A Breakthrough in Heterostructure Layering

Researchers from the Penn State Center for Nanoscale Science (CNS) have discovered that a new form of heterostructure of layered two-dimensional (2D) materials could help quantum computing overcome key barriers to its widespread application. A topological qubit, based on topological superconductors, is expected to be more robust against the negative effect of a classical environment, which causes error in the operation of a quantum computer.
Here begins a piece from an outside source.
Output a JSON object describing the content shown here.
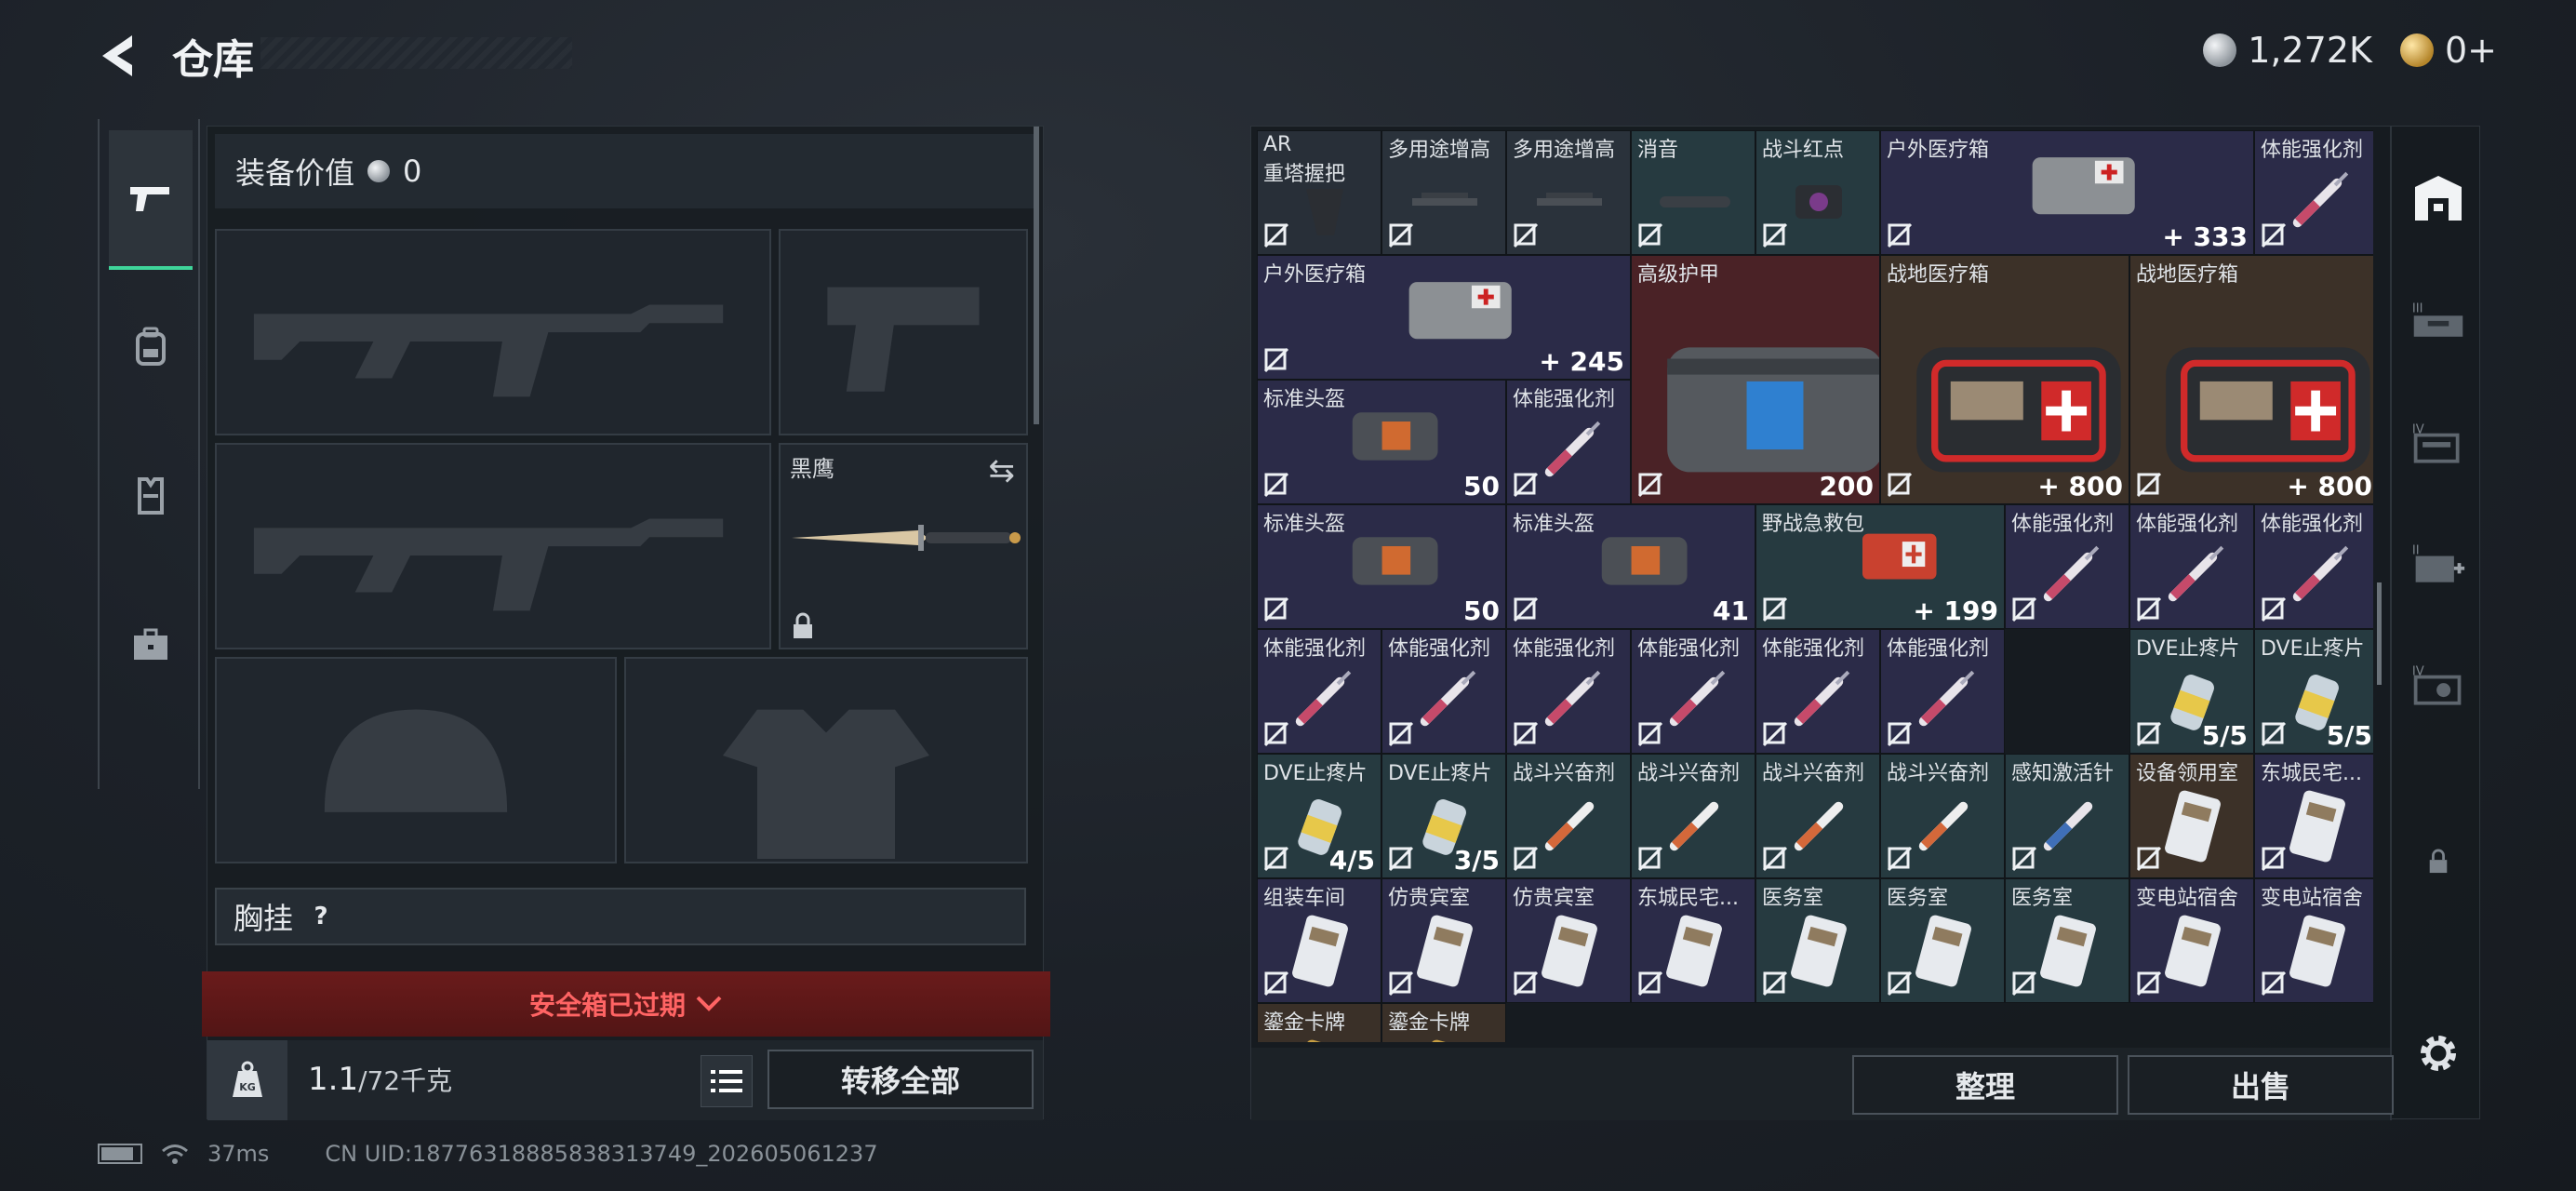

A topological qubit relates to topology in mathematics, where a structure is undergoing physical changes such as being bent or stretched, and still holds the properties of its original form. It is a theoretical type of qubit and has not been realized yet, but the basic idea is that the topological properties of certain materials can protect the quantum state from being disturbed by the classical environment. The researchers have taken a step in this direction by developing a type of layered material called a heterostructure. The heterostructure in the study consists of a layer of a topological insulator material and a superconducting material layer. However, such a topological insulator/superconductor heterostructure is difficult to create because different materials have different lattice structures.

Therefore, the researchers are using a synthesis technique known as confinement heteroepitaxy, which involves inserting a layer of epitaxial graphene between the gallium layer and the topological insulator material layer. This technique is being explored at Materials Research Science and Engineering Centers (MRSEC) and is potentially scalable, making it an attractive option for future quantum computing.